Coruğun yanında bahçası durur,
Suların nennisi derin duyulur,
Boğozum tıhanur, göksüme vurur,
Gelbi sızılıyam, yaralı gönlüm,
Bayburtlu'yam, Şehid Nusret’i gördüm.
Gorbagor Nemrut Mustafa yetişti,
Kalleşlik çorbası ateşsiz bişti,
İttihatçı soysuz, yedikçe şişti;
Göynü yaralıyam, dayanamiram,
Kaymakam Nusret’e inanamiram.
Urfa’da Mutasarrıf nâmı verildi,
Taşnak ermenisi hain dirildi,
İsasız, Musaasız , insan görüldü;
Yaranmah üçün, padişah ahmak,
Kurbanlık Nusret Bey öne sürüldü.
Utan, Osmanlı tarihi utan,
Kimlerdir yetimleri avutan,
Binlerce ocağı yakıp kurutan;
Bu nâmertler bu günü göremez idi,
İti, köpeği fetvâ, veremez idi.
Kestim ulan!

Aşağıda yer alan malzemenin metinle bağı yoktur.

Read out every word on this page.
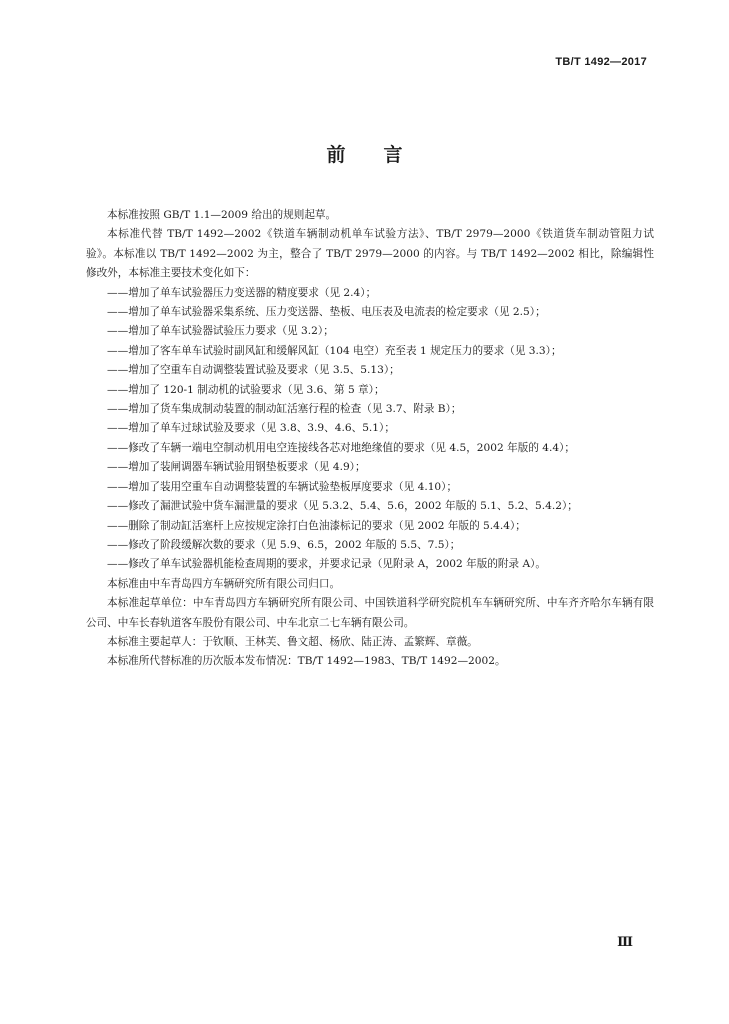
TB/T 1492—2017
前言

本标准按照 GB/T 1.1—2009 给出的规则起草。

本标准代替 TB/T 1492—2002《铁道车辆制动机单车试验方法》、TB/T 2979—2000《铁道货车制动管阻力试验》。本标准以 TB/T 1492—2002 为主，整合了 TB/T 2979—2000 的内容。与 TB/T 1492—2002 相比，除编辑性修改外，本标准主要技术变化如下：

——增加了单车试验器压力变送器的精度要求（见 2.4）；

——增加了单车试验器采集系统、压力变送器、垫板、电压表及电流表的检定要求（见 2.5）；

——增加了单车试验器试验压力要求（见 3.2）；

——增加了客车单车试验时副风缸和缓解风缸（104 电空）充至表 1 规定压力的要求（见 3.3）；

——增加了空重车自动调整装置试验及要求（见 3.5、5.13）；

——增加了 120-1 制动机的试验要求（见 3.6、第 5 章）；

——增加了货车集成制动装置的制动缸活塞行程的检查（见 3.7、附录 B）；

——增加了单车过球试验及要求（见 3.8、3.9、4.6、5.1）；

——修改了车辆一端电空制动机用电空连接线各芯对地绝缘值的要求（见 4.5，2002 年版的 4.4）；

——增加了装闸调器车辆试验用钢垫板要求（见 4.9）；

——增加了装用空重车自动调整装置的车辆试验垫板厚度要求（见 4.10）；

——修改了漏泄试验中货车漏泄量的要求（见 5.3.2、5.4、5.6，2002 年版的 5.1、5.2、5.4.2）；

——删除了制动缸活塞杆上应按规定涂打白色油漆标记的要求（见 2002 年版的 5.4.4）；

——修改了阶段缓解次数的要求（见 5.9、6.5，2002 年版的 5.5、7.5）；

——修改了单车试验器机能检查周期的要求，并要求记录（见附录 A，2002 年版的附录 A）。

本标准由中车青岛四方车辆研究所有限公司归口。

本标准起草单位：中车青岛四方车辆研究所有限公司、中国铁道科学研究院机车车辆研究所、中车齐齐哈尔车辆有限公司、中车长春轨道客车股份有限公司、中车北京二七车辆有限公司。

本标准主要起草人：于钦顺、王林芙、鲁文超、杨欣、陆正涛、孟繁辉、章薇。

本标准所代替标准的历次版本发布情况：TB/T 1492—1983、TB/T 1492—2002。

Ⅲ
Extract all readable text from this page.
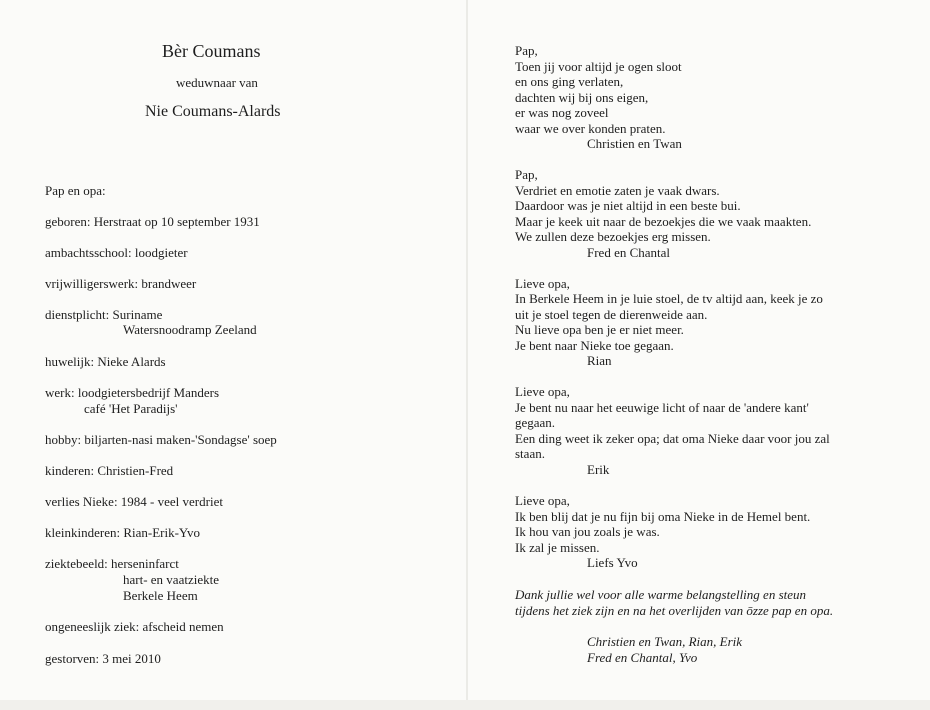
Bèr Coumans
weduwnaar van
Nie Coumans-Alards
Pap en opa:
geboren: Herstraat op 10 september 1931
ambachtsschool: loodgieter
vrijwilligerswerk: brandweer
dienstplicht: Suriname
Watersnoodramp Zeeland
huwelijk: Nieke Alards
werk: loodgietersbedrijf Manders
café 'Het Paradijs'
hobby: biljarten-nasi maken-'Sondagse' soep
kinderen: Christien-Fred
verlies Nieke: 1984 - veel verdriet
kleinkinderen: Rian-Erik-Yvo
ziektebeeld: herseninfarct
hart- en vaatziekte
Berkele Heem
ongeneeslijk ziek: afscheid nemen
gestorven: 3 mei 2010
Pap,
Toen jij voor altijd je ogen sloot
en ons ging verlaten,
dachten wij bij ons eigen,
er was nog zoveel
waar we over konden praten.
Christien en Twan
Pap,
Verdriet en emotie zaten je vaak dwars.
Daardoor was je niet altijd in een beste bui.
Maar je keek uit naar de bezoekjes die we vaak maakten.
We zullen deze bezoekjes erg missen.
Fred en Chantal
Lieve opa,
In Berkele Heem in je luie stoel, de tv altijd aan, keek je zo
uit je stoel tegen de dierenweide aan.
Nu lieve opa ben je er niet meer.
Je bent naar Nieke toe gegaan.
Rian
Lieve opa,
Je bent nu naar het eeuwige licht of naar de 'andere kant'
gegaan.
Een ding weet ik zeker opa; dat oma Nieke daar voor jou zal
staan.
Erik
Lieve opa,
Ik ben blij dat je nu fijn bij oma Nieke in de Hemel bent.
Ik hou van jou zoals je was.
Ik zal je missen.
Liefs Yvo
Dank jullie wel voor alle warme belangstelling en steun
tijdens het ziek zijn en na het overlijden van ōzze pap en opa.
Christien en Twan, Rian, Erik
Fred en Chantal, Yvo
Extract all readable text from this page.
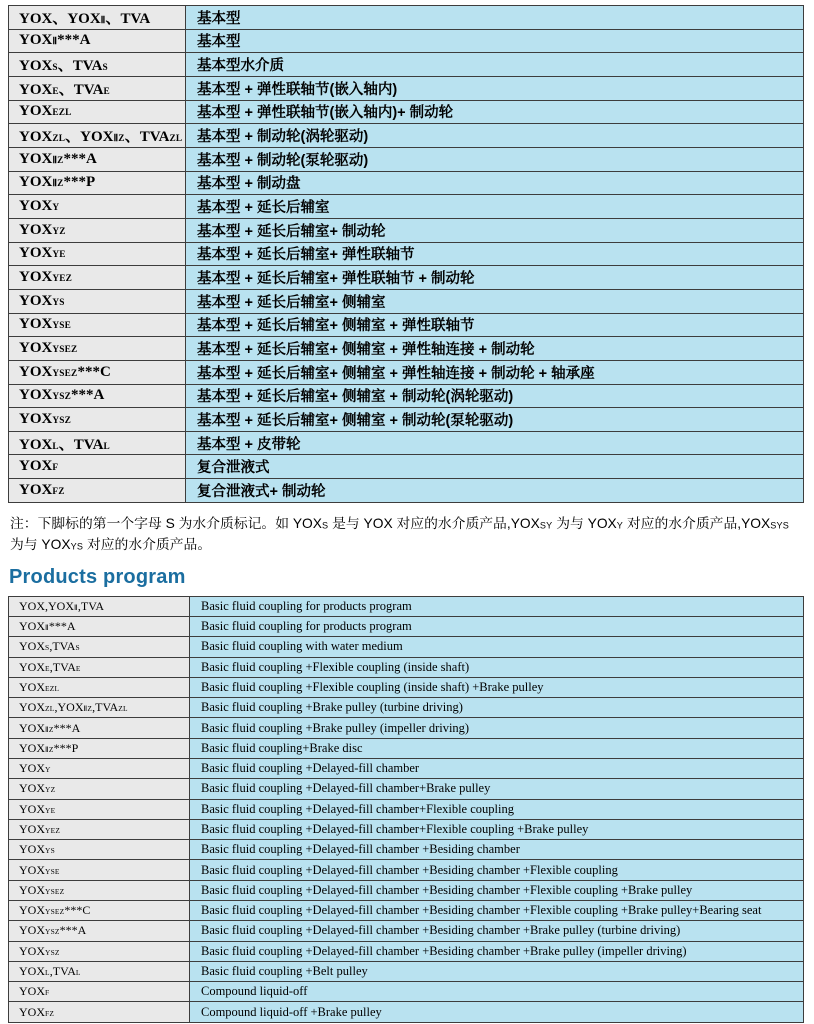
YOX、YOXⅡ、TVA	基本型
YOXⅡ***A	基本型
YOXS、TVAS	基本型水介质
YOXE、TVAE	基本型 + 弹性联轴节(嵌入轴内)
YOXEZL	基本型 + 弹性联轴节(嵌入轴内)+ 制动轮
YOXZL、YOXⅡZ、TVAZL	基本型 + 制动轮(涡轮驱动)
YOXⅡZ***A	基本型 + 制动轮(泵轮驱动)
YOXⅡZ***P	基本型 + 制动盘
YOXY	基本型 + 延长后辅室
YOXYZ	基本型 + 延长后辅室+ 制动轮
YOXYE	基本型 + 延长后辅室+ 弹性联轴节
YOXYEZ	基本型 + 延长后辅室+ 弹性联轴节 + 制动轮
YOXYS	基本型 + 延长后辅室+ 侧辅室
YOXYSE	基本型 + 延长后辅室+ 侧辅室 + 弹性联轴节
YOXYSEZ	基本型 + 延长后辅室+ 侧辅室 + 弹性轴连接 + 制动轮
YOXYSEZ***C	基本型 + 延长后辅室+ 侧辅室 + 弹性轴连接 + 制动轮 + 轴承座
YOXYSZ***A	基本型 + 延长后辅室+ 侧辅室 + 制动轮(涡轮驱动)
YOXYSZ	基本型 + 延长后辅室+ 侧辅室 + 制动轮(泵轮驱动)
YOXL、TVAL	基本型 + 皮带轮
YOXF	复合泄液式
YOXFZ	复合泄液式+ 制动轮

注：下脚标的第一个字母 S 为水介质标记。如 YOXS 是与 YOX 对应的水介质产品,YOXSY 为与 YOXY 对应的水介质产品,YOXSYS 为与 YOXYS 对应的水介质产品。

Products program
YOX,YOXⅡ,TVA	Basic fluid coupling for products program
YOXⅡ***A	Basic fluid coupling for products program
YOXS,TVAS	Basic fluid coupling with water medium
YOXE,TVAE	Basic fluid coupling +Flexible coupling (inside shaft)
YOXEZL	Basic fluid coupling +Flexible coupling (inside shaft) +Brake pulley
YOXZL,YOXⅡZ,TVAZL	Basic fluid coupling +Brake pulley (turbine driving)
YOXⅡZ***A	Basic fluid coupling +Brake pulley (impeller driving)
YOXⅡZ***P	Basic fluid coupling+Brake disc
YOXY	Basic fluid coupling +Delayed-fill chamber
YOXYZ	Basic fluid coupling +Delayed-fill chamber+Brake pulley
YOXYE	Basic fluid coupling +Delayed-fill chamber+Flexible coupling
YOXYEZ	Basic fluid coupling +Delayed-fill chamber+Flexible coupling +Brake pulley
YOXYS	Basic fluid coupling +Delayed-fill chamber +Besiding chamber
YOXYSE	Basic fluid coupling +Delayed-fill chamber +Besiding chamber +Flexible coupling
YOXYSEZ	Basic fluid coupling +Delayed-fill chamber +Besiding chamber +Flexible coupling +Brake pulley
YOXYSEZ***C	Basic fluid coupling +Delayed-fill chamber +Besiding chamber +Flexible coupling +Brake pulley+Bearing seat
YOXYSZ***A	Basic fluid coupling +Delayed-fill chamber +Besiding chamber +Brake pulley (turbine driving)
YOXYSZ	Basic fluid coupling +Delayed-fill chamber +Besiding chamber +Brake pulley (impeller driving)
YOXL,TVAL	Basic fluid coupling +Belt pulley
YOXF	Compound liquid-off
YOXFZ	Compound liquid-off +Brake pulley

Kestim boynun kalındı,
Fergana, Kafkas, Kars hayfı alındı,
Kendi nilletin bile üçe bölündü,
Müstehak idin ki, kafan ezildi,
Dua et ki, soyun hepten kazıldı.
Tehcire rağmen, merhamet galip,
Şahadet getirenleri, adamdan sayıp,
Malınla mülküyle insandan sayıp;
Bu millet korudu, sahip oldular;
Palazlanıp elçi kaatili oldular.
“Merhametten maraz hâsıl olurmuş,
Beslenen karga gözleri oymuş,
Eskiler ne iyi âdetler koymuş,
Başşehriniz bile, bizim Revandır,
Sizi yaşatmak suçtur ve de Haramdır!!